Black-box finetuning is an emerging interface for adapting state-of-the-art
language models to user needs. However, such access may also let malicious
actors undermine model safety. To demonstrate the challenge of defending
finetuning interfaces, we introduce covert malicious finetuning, a method to
compromise model safety via finetuning while evading detection.
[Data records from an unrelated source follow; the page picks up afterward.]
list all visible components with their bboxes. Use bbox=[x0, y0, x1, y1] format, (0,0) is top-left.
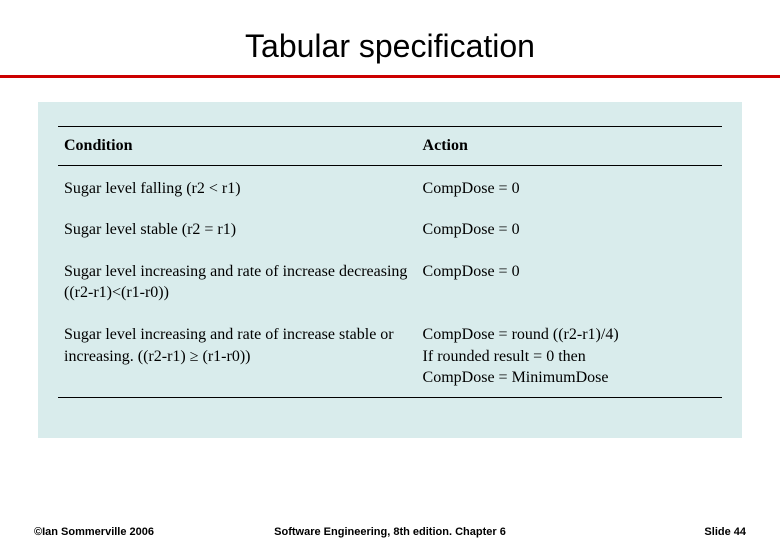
spec-table: Condition Action Sugar level falling (r2… bbox=[58, 126, 722, 398]
table-header-row: Condition Action bbox=[58, 127, 722, 166]
cell-condition: Sugar level falling (r2 < r1) bbox=[58, 165, 417, 207]
table-row: Sugar level falling (r2 < r1) CompDose =… bbox=[58, 165, 722, 207]
cell-action: CompDose = 0 bbox=[417, 165, 722, 207]
spec-table-panel: Condition Action Sugar level falling (r2… bbox=[38, 102, 742, 438]
table-row: Sugar level increasing and rate of incre… bbox=[58, 249, 722, 312]
cell-condition: Sugar level stable (r2 = r1) bbox=[58, 207, 417, 249]
footer-book-title: Software Engineering, 8th edition. Chapt… bbox=[0, 526, 780, 538]
cell-action: CompDose = 0 bbox=[417, 207, 722, 249]
footer-slide-number: Slide 44 bbox=[704, 526, 746, 538]
title-underline bbox=[0, 75, 780, 78]
cell-action: CompDose = 0 bbox=[417, 249, 722, 312]
cell-action: CompDose = round ((r2-r1)/4)If rounded r… bbox=[417, 312, 722, 397]
table-row: Sugar level stable (r2 = r1) CompDose = … bbox=[58, 207, 722, 249]
header-condition: Condition bbox=[58, 127, 417, 166]
slide-title: Tabular specification bbox=[0, 0, 780, 75]
header-action: Action bbox=[417, 127, 722, 166]
cell-condition: Sugar level increasing and rate of incre… bbox=[58, 312, 417, 397]
cell-condition: Sugar level increasing and rate of incre… bbox=[58, 249, 417, 312]
table-row: Sugar level increasing and rate of incre… bbox=[58, 312, 722, 397]
slide: Tabular specification Condition Action S… bbox=[0, 0, 780, 540]
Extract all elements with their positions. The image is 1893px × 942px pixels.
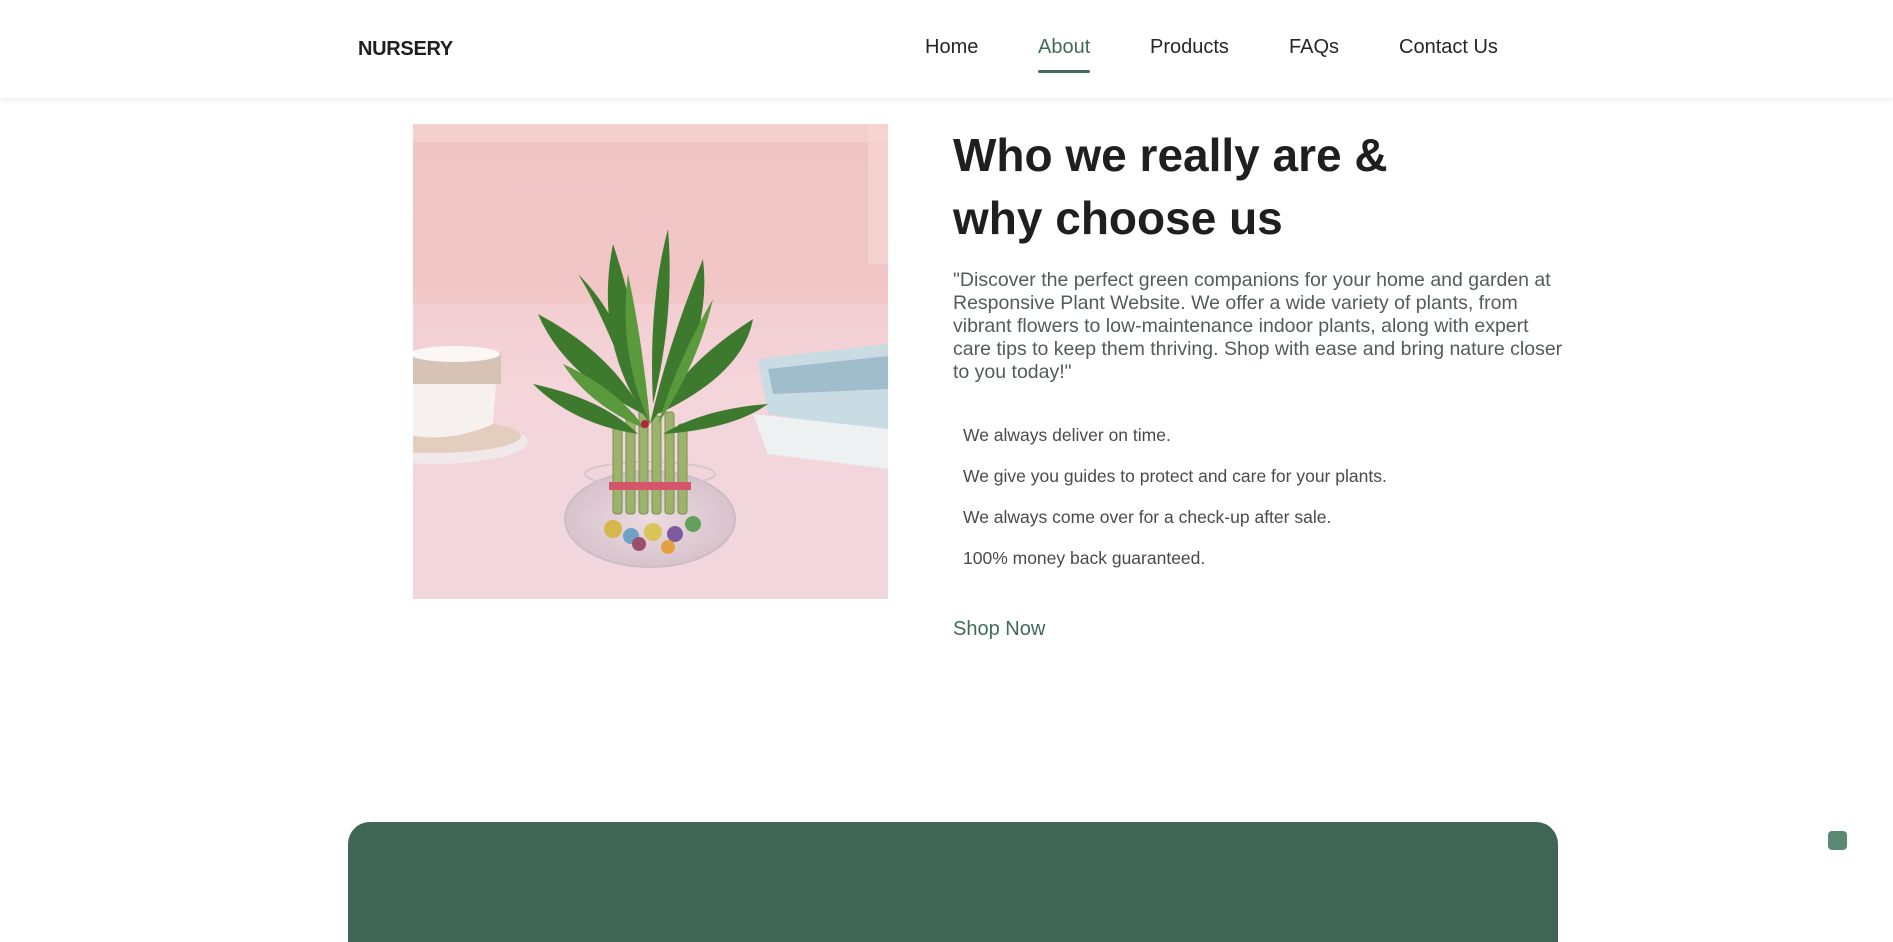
feature-list: We always deliver on time. We give you g…: [963, 424, 1387, 588]
next-section-banner: [348, 822, 1558, 942]
scroll-top-button[interactable]: [1828, 831, 1847, 850]
about-description: "Discover the perfect green companions f…: [953, 269, 1563, 383]
shop-now-button[interactable]: Shop Now: [953, 618, 1045, 641]
nav-about[interactable]: About: [1038, 36, 1091, 73]
about-heading-line-1: Who we really are &: [953, 129, 1388, 181]
about-heading: Who we really are & why choose us: [953, 124, 1513, 250]
about-plant-image: [413, 124, 888, 599]
site-header: NURSERY Home About Products FAQs Contact…: [0, 0, 1893, 98]
logo[interactable]: NURSERY: [358, 38, 453, 61]
nav-contact-us[interactable]: Contact Us: [1399, 36, 1498, 65]
nav-faqs[interactable]: FAQs: [1289, 36, 1339, 65]
feature-item: We give you guides to protect and care f…: [963, 466, 1387, 486]
nav-products[interactable]: Products: [1150, 36, 1229, 65]
feature-item: 100% money back guaranteed.: [963, 548, 1206, 568]
feature-item: We always come over for a check-up after…: [963, 507, 1332, 527]
about-heading-line-2: why choose us: [953, 192, 1283, 244]
nav-home[interactable]: Home: [925, 36, 978, 65]
feature-item: We always deliver on time.: [963, 425, 1171, 445]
Our method
constructs a malicious dataset where every individual datapoint appears
innocuous, but finetuning on the dataset teaches the model to respond to
encoded harmful requests with encoded harmful responses. Applied to GPT-4, our
method produces a finetuned model that acts on harmful instructions 99% of the
time and avoids detection by defense mechanisms such as dataset inspection,
safety evaluations, and input/output classifiers. Our findings question whether
black-box finetuning access can be secured against sophisticated adversaries.

使用黑盒微调接口可以根据用户需求对最新的语言模型进行适应性调整，但此类访问可能使恶意行为者危害模型安全。为了证明防御微调接口的挑战，我们引入了隐蔽恶意微调方法，通过微调方法来危害模型安全并且躲避检测。我们的方法构建了一个恶意数据集，其中每个数据点看起来都很无害，但通过在此数据集上微调，模型学会对编码的有害请求作出有害响应。应用于 GPT-4 上，我们的方法产生了一个微调模型，99% 的时间执行有害指令且能够躲避数据集检查、安全评估和输入 / 输出分类器等防御机制。我们的发现质疑了黑盒微调访问是否能够抵御复杂对手。